# question



## y0da777 (Feb 20, 2009)

hi, ive been cubing for a wile and would like to start competing. i live near st. louis mo. can anyone tell me if there are any competitions nearby. thanks.


----------



## Ethan Rosen (Feb 20, 2009)

Yes, someone can

http://www.worldcubeassociation.org/results/competitions.php


----------



## ShadenSmith (Feb 20, 2009)

http://www.worldcubeassociation.org/results/competitions.php


----------



## KubeKid73 (Feb 20, 2009)

Wow, Ethan, you're helpful.
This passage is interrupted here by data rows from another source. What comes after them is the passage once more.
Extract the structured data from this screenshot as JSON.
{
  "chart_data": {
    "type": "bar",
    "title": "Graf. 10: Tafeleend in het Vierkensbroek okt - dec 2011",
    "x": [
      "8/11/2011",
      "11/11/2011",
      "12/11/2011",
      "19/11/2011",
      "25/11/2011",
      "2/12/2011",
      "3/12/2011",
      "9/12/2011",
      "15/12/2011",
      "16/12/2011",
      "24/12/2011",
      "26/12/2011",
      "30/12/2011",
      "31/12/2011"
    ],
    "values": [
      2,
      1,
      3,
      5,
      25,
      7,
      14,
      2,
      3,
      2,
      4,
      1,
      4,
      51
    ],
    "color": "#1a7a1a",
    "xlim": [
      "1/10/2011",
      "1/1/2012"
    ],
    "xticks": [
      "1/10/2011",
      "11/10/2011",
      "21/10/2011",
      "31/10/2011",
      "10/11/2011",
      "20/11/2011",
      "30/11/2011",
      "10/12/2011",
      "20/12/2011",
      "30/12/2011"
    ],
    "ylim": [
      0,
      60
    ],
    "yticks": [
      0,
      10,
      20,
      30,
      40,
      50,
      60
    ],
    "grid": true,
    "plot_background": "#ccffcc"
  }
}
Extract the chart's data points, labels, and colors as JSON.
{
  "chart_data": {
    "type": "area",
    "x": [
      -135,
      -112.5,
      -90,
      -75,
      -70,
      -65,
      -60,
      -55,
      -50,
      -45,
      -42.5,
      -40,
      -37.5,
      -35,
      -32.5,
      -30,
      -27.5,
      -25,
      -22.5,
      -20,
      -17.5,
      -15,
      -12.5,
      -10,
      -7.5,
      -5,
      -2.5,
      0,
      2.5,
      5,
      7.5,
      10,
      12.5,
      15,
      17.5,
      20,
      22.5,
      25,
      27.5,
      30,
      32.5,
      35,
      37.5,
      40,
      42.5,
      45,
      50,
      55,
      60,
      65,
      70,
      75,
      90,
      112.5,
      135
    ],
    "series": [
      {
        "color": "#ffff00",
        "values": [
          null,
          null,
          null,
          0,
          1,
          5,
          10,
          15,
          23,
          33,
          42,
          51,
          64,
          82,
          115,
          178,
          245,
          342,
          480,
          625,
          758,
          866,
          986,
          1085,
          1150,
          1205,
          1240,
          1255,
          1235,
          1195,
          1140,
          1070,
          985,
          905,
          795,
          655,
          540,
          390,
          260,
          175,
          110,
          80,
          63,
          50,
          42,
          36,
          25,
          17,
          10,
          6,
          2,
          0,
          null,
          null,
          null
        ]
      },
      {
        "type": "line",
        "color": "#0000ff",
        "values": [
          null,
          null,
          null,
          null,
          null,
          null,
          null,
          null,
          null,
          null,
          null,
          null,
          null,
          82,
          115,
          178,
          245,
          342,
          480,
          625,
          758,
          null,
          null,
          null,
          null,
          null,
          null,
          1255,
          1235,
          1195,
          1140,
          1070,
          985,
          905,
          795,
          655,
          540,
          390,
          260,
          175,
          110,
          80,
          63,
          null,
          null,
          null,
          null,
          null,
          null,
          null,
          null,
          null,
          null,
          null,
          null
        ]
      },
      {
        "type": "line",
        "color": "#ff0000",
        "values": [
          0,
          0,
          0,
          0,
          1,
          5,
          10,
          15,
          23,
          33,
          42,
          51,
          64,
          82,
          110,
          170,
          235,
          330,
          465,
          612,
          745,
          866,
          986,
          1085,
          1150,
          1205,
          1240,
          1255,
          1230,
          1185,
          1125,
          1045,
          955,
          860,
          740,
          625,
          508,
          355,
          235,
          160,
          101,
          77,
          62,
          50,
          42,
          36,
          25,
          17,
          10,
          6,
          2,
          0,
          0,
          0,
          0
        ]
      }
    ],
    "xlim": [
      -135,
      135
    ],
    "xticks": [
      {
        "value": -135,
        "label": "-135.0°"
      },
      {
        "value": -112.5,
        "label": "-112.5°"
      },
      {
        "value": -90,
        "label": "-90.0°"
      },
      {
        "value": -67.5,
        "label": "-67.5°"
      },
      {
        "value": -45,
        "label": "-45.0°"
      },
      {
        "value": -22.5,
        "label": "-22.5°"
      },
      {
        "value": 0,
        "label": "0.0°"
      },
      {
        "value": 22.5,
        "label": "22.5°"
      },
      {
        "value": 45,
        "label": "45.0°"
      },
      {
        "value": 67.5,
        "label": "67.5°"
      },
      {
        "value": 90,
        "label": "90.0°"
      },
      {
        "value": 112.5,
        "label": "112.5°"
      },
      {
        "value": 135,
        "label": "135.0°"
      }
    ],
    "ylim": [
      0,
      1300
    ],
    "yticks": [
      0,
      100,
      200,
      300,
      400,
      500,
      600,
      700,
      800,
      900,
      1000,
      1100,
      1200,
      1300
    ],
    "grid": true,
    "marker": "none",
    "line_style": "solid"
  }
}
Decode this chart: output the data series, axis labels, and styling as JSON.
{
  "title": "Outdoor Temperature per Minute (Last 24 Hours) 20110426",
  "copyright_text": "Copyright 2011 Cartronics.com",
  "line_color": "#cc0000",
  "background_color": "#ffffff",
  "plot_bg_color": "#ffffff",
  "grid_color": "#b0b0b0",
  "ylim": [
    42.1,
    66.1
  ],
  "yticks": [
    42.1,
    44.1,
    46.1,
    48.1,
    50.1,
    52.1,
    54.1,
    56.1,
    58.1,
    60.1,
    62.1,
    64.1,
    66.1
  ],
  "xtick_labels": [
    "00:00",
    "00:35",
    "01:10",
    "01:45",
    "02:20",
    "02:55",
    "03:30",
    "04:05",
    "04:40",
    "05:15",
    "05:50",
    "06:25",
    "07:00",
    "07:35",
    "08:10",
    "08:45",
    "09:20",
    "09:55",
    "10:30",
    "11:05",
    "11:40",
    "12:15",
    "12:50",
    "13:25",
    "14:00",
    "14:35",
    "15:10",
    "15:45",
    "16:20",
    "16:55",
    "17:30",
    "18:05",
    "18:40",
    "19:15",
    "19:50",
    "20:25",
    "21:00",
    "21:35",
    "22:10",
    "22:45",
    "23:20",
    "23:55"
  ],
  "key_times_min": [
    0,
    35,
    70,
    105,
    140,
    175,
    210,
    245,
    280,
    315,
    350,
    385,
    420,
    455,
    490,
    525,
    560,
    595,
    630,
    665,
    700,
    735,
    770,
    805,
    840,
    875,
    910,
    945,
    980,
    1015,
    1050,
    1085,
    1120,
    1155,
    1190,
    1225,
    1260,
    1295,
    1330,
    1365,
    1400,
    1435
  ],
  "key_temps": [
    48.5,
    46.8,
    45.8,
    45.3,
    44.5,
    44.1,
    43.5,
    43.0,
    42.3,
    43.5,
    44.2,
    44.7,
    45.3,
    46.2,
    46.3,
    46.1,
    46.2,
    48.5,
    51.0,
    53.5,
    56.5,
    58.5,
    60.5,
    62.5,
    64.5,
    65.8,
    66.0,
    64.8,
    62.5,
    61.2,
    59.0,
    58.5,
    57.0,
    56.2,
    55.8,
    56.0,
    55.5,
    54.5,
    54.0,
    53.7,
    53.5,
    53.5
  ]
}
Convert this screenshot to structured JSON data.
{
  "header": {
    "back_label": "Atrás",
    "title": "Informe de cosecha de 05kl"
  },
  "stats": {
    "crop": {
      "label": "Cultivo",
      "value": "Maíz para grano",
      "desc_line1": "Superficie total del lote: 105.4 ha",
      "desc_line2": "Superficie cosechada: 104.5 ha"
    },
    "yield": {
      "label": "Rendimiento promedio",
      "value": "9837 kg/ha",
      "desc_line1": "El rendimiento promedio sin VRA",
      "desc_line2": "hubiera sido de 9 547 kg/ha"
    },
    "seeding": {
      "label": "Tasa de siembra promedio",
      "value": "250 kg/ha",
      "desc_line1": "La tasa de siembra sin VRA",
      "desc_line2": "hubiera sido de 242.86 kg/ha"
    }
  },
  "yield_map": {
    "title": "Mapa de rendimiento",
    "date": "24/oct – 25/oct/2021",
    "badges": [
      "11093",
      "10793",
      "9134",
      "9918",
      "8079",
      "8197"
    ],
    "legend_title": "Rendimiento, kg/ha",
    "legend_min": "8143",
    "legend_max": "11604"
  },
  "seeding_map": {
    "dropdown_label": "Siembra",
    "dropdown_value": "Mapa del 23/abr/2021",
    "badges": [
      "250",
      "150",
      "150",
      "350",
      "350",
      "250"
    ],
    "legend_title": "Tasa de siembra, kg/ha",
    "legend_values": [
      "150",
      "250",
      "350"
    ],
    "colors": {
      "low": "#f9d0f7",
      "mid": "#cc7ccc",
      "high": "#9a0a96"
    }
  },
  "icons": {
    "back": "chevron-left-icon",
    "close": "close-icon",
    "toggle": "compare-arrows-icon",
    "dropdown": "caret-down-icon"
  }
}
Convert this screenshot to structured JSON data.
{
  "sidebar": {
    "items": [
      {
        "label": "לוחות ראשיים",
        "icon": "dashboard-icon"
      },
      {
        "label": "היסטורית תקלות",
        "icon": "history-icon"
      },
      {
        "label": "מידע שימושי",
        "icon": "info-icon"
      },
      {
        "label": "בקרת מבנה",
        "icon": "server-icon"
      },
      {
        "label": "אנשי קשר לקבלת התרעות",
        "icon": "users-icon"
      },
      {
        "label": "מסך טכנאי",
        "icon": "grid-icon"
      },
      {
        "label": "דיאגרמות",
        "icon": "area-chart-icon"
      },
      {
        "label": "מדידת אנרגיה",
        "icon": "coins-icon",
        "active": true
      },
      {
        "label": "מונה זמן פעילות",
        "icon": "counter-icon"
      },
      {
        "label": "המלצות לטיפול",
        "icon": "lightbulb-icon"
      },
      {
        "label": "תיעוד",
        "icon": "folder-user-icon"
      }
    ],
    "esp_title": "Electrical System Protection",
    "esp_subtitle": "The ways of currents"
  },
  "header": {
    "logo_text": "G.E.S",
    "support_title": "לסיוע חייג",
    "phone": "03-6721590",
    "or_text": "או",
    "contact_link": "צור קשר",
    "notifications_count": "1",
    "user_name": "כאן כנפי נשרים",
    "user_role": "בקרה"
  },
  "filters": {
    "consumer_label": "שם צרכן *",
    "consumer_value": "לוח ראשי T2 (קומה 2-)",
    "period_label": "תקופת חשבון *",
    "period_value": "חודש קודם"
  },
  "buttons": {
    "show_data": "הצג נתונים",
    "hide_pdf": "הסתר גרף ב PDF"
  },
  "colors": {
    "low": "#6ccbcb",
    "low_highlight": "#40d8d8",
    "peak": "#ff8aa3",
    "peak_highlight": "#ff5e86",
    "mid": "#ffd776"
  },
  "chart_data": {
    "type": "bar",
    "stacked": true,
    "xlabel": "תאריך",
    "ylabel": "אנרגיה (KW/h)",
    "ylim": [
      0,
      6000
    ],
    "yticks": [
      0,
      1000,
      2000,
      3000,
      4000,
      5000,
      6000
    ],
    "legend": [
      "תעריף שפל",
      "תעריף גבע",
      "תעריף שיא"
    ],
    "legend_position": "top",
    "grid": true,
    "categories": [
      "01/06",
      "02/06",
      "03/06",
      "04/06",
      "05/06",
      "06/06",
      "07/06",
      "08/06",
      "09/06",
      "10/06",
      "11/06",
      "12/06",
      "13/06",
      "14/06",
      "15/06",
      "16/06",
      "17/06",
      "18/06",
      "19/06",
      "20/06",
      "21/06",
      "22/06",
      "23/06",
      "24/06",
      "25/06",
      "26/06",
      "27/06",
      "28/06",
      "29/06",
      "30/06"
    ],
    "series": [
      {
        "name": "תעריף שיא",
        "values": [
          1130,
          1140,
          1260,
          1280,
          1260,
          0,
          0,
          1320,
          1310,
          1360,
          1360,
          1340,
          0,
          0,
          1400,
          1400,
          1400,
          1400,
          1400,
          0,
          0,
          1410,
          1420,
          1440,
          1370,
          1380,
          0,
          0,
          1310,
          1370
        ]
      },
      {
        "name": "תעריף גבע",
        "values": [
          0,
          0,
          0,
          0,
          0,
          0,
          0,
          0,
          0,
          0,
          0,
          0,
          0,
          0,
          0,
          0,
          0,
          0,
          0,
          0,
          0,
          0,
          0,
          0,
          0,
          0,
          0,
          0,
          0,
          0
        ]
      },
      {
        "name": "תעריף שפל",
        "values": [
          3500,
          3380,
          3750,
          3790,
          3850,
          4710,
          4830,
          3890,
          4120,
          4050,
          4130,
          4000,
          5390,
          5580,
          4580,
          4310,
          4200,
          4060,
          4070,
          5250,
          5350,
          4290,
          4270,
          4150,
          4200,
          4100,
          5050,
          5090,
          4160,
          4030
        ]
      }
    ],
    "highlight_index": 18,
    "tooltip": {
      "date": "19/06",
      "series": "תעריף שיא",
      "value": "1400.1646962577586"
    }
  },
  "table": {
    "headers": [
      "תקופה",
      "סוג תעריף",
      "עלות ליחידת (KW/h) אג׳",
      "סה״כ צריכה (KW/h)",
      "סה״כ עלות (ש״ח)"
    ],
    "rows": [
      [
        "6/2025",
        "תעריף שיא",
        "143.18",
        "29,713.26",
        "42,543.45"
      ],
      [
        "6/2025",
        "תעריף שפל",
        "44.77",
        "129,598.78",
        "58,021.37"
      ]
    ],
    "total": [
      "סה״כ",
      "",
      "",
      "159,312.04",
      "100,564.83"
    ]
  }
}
Y0da, next time use may, some people may be obnoxious sometimes about the use of can and may, this is the first I've seen here, but I haven't been here long, but people in my real life do that a lot.


----------



## Samlambert (Feb 20, 2009)

Don't worry, I've seen worse.

On-topic: Yeah, http://www.worldcubeassociation.org/results/competitions.php

(EDIT: lol at Ethan's reply below)


----------



## Ethan Rosen (Feb 20, 2009)

KubeKid73 said:


> Wow, Ethan, you're helpful. Y0da, next time use may, some people may be obnoxious sometimes about the use of can and may, this is the first I've seen here, but I haven't been here long, but people in my real life do that a lot.



Thanks, I know that unlike you who provided no help, I provided the WCA link. I win


----------



## Bryan (Feb 20, 2009)

Right now your best bet is probably Bloomington, IN, which will have another competition coming up sometime this spring. Kansas City might have something this year. Otherwise, Rochester, MN will have something in the summer and Minneapolis will have one next weekend, and Milwaukee might have another one this year.

Yes, in the Midwest you need to travel further for competitions. If you wanted to be notified about competitions, you can signup on CubingUSA.com

If you don't want to travel far for a competition, then think about organizing one yourself. There have been many young competitors that have organized competitions, so don't worry about age.


----------



## ShadenSmith (Feb 20, 2009)

I know there has been some talk about organizing a St. Louis competition, maybe that will work out.


----------



## JBCM627 (Feb 20, 2009)

Bryan said:


> Right now your best bet is probably Bloomington, IN, which will have another competition coming up sometime this spring.



This fall you mean, right?

I think Mike H wanted to have one in Indianapolis in a few months, too.


----------



## KubeKid73 (Feb 20, 2009)

Oops. Lol. Either it wasn't there when I posted, or I thought it was in your sig. Oh well.


----------



## Tyson (Feb 21, 2009)

Ethan Rosen said:


> Yes, someone can
> 
> http://www.worldcubeassociation.org/results/competitions.php



Man, what an insult to society. Using 'can' instead of 'may'... especially when the sentence you have typed is grammatically correct. You should be punished.


----------



## y0da777 (Feb 22, 2009)

ok thanks for your help. looks like ill hae to hope for st. louis to have one or try to organize one. idk how hard thtll be but ill have to research.


----------



## darthyody (Mar 5, 2009)

Hey, I just wanted yoda to know that I also live near st louis, maybe we can meet up or something. How fast are you btw. my 3x3 avg is 20.xx


----------



## shelley (Mar 6, 2009)

KubeKid73 said:


> Wow, Ethan, you're helpful. Y0da, next time use may, some people may be obnoxious sometimes about the use of can and may, this is the first I've seen here, but I haven't been here long, but people in my real life do that a lot.



Who's being obnoxious about the use of can and may? "May someone tell me..."? You're doing it wrong.

Besides, Ethan was very helpful. So helpful in fact that the thread could have been closed after his post and the TC would have had all the information he needed.


----------